80’ler ve 90’larda adına mafya denen “sivil” suç örgütlerine o kadar alıştırılmıştık ki, 2000’lerin bu yeni konseptine adapte olmakta zorlanıyoruz. Batırılan bankalarda siyasetçilerle birlikte onların isimleri geçerdi; ihalelerde, yolsuzluklarda, kafalara sıkılan kurşunlarda, intiharlarda hep onların parmak izleri yer alırdı. Çoğunun üzerine bile gidilemezdi. Artık “sivil mafya”ların yerlerinde yeller esiyor ama oluşan boşluğu doldurmaya çalışanların yetişmiş insan unsuru sorunu çektikleri de ortada. Subayların işini binbaşılar, albaylar yerine getiriyor; “Asker dediğin kafasına sıkar!” özdeyişini yerine getirebilecek vatan evladı bulmakta zorlanılıyor. Bilgisayar kayıtları doğru düzgün silinemiyor; silahları saklamaya yarayan toprak yeter derecede derin kazılamıyor; belgeler ıslak ıslak etrafta dolaşıyor; günlükler, borular, dinamitler, kafesler sofistike yöntemlerle hasıraltı edilemiyor.

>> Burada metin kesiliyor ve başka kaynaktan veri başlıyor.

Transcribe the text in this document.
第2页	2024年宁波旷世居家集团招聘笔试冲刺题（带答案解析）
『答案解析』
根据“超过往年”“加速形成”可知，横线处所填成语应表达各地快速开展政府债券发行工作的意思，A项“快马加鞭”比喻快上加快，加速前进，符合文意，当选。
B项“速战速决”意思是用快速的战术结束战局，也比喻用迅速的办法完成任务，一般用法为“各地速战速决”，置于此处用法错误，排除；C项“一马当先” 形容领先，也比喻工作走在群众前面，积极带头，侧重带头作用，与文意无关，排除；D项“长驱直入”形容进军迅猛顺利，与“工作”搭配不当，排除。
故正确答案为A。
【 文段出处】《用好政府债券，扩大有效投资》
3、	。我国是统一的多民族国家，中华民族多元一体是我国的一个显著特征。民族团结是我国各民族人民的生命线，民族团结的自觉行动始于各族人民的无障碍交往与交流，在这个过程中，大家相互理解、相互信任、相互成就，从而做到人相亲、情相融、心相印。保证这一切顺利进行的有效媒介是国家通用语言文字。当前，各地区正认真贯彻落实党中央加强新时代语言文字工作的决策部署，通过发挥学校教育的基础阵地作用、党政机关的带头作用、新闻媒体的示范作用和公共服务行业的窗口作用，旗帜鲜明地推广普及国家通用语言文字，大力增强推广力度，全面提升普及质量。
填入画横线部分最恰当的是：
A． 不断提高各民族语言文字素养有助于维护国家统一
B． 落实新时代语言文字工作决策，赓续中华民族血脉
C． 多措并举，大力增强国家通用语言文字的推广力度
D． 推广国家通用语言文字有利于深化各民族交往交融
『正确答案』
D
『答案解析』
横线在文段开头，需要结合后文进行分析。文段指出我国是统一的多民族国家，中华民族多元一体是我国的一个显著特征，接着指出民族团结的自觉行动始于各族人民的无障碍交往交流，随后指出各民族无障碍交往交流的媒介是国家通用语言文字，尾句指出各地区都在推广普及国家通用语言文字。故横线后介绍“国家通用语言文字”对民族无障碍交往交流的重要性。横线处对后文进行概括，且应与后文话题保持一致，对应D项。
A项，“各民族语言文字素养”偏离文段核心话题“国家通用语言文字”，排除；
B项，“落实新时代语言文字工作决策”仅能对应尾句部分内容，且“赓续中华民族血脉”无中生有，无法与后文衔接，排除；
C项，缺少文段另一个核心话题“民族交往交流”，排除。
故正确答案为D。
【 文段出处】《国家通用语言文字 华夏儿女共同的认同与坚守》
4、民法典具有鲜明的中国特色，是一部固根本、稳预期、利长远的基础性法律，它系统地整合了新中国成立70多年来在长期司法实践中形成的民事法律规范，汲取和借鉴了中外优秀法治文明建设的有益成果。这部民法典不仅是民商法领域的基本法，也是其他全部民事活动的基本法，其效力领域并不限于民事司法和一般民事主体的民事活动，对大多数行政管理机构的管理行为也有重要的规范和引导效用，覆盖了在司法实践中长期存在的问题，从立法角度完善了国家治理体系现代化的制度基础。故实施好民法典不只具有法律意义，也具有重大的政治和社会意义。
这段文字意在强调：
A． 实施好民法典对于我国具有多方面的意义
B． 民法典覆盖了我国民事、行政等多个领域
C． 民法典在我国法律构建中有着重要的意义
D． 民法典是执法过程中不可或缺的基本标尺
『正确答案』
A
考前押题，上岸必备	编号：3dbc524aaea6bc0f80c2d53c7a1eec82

Buna mukabil, 27 Nisan muhtırasından bu yana en çok konu edilen şey ordunun itibarı. Ordu kendi itibarını bunlar kadar düşünüp düşünmediğini kör göze parmağım şeklinde deklare ededursun, kamuoyu mezkûr kurumun hep mantıklı açıklamalar yapması gerektiğine inandırılmaya çalışılıyor. “Çürük elmalar”ın temizlenmesi beklentisi, tüm yapılabileceklerin üzerini kara basan gibi örtüyor adeta. Oruçreis’ten atılan toplar, Arınç’a suikast planına ilişkin açıklamalarla birleşip “asimetrik” bir güzergâhta ilerlerken, mezkûr kurumun ruhaniyeti ile yaşanılagelen icraatlarını birbirinden ayırmayı marifet sayıyor birileri.

“Biz kendimizi değiştirmedikçe, Allah da bizi değiştirmeyecek.” yasası işlemeye devam ediyor; “Militarizm sorgulanmadıkça bunları yaşamaya devam edeceksiniz!” dercesine!

Boruları su tahliye amacıyla, kafesleri kuş sevgisinden ötürü, not kağıtlarını ezber çalışmaları için kullanmadıklarını bildiğimiz silahlı güruhun hesap vermesi; hesap vermesi gerekenlerin açığa alınması; açığa alması gerekenlerin cesareti, yargılaması gerekenlerin suskunluğunu konuşamadan, cepheden atıp tutan, tehditler savuran ama bunca olup bitene elle tutulur açıklama getiremeyenler “terbiyeye”, “tutarlılığa”, “onur kurtarmaya” davet ediliyor hep.

‘Elden başka ne gelir?’ psikozunu besleyen saiklerin bozuk itikatların uzantısı bir çözümsüzlük girdabı olduğunu görmek gerekiyor. “Tevilli ikrar”ların hesabını sorması ve bu konuda adım atması gerekenlerin, bunu yapamadıkça gün gelip kendi tasfiyelerine yol açacak oltalara takılacakları unutulmamalı. Çekirgenin bu kadar sıçraması karşısında çaresizlik görüntüleri arz edenlerin, akidelerini içinde bulundukları vesayet ilişkisinden kurtarıp, kamu vicdanının arzuladığı ve Allah (c)’ın gün gelip hesabını soracağı adımları atmaları şart.